The UK's largest insurer, Norwich Union, announced yesterday it was axing another 4,000 UK jobs, taking the total number of cuts over the past three years to more than 10,000.

Up to 1,000 of the jobs will be relocated to India, where the company already employs about 5,500 people. A further 500 are going after the decision to outsource IT roles to a third party. However, the group said the rest had been lost at the hands of enhanced technology and changing distribution patterns.

The cuts are to generate savings of some £250m a year by the end of 2008, and will cost the business a one-off charge of about £250m to implement.

Patrick Snowball, Norwich Union's executive chairman, said the cuts were being made across the business - from its back office and customer services to its IT department. However, he stressed the group had been careful not to cut back on customer services in its life division.

"The area we are protecting very carefully is life services," he said. "We had some problems there last year, and we've now got the levels of service back up to where we want, and we don't want to jeopardise that."

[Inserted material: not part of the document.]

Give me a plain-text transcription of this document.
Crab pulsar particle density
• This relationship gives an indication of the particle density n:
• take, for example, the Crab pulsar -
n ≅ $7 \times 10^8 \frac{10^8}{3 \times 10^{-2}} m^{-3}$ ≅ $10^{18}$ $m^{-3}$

Mr Snowball conceded that up to 50 per cent of the job cuts would be compulsory redundancies but said the group was keen to secure as many of the cuts as possible through voluntary redundancies and natural turnover. He said employees would be offered other jobs within the business where possible.

The unions, which were briefed on the cuts only on Wednesday night and yesterday morning, reacted angrily to the news. David Fleming, Amicus's national officer said: "This is absolutely brutal, and compulsory job cuts and offshoring will not be accepted by us or our members.

"This is a betrayal of Norwich Union's long-serving workforce who have woken up to news in the media this morning that their jobs are going, rather than hear it from their employer. The fact that they are offshoring half of the work and subcontracting some of that will have service implications for customers as well as staff. They are treating their staff with contempt and clearly have more regard for their shareholder profits than their UK workforce."

Mr Snowball said while cutting jobs was always difficult, it was crucial to ensure the ongoing stability and growth of the business. "It's important to remember that 5 per cent of our staff have been affected, but these cuts will reinforce the strength of the rest of the company to employ the other 95 per cent," he said.

Norwich Union is owned by Aviva, whose shares rose 1.5p to 770.5p on the back of yesterday's news, valuing the company at £18.6bn.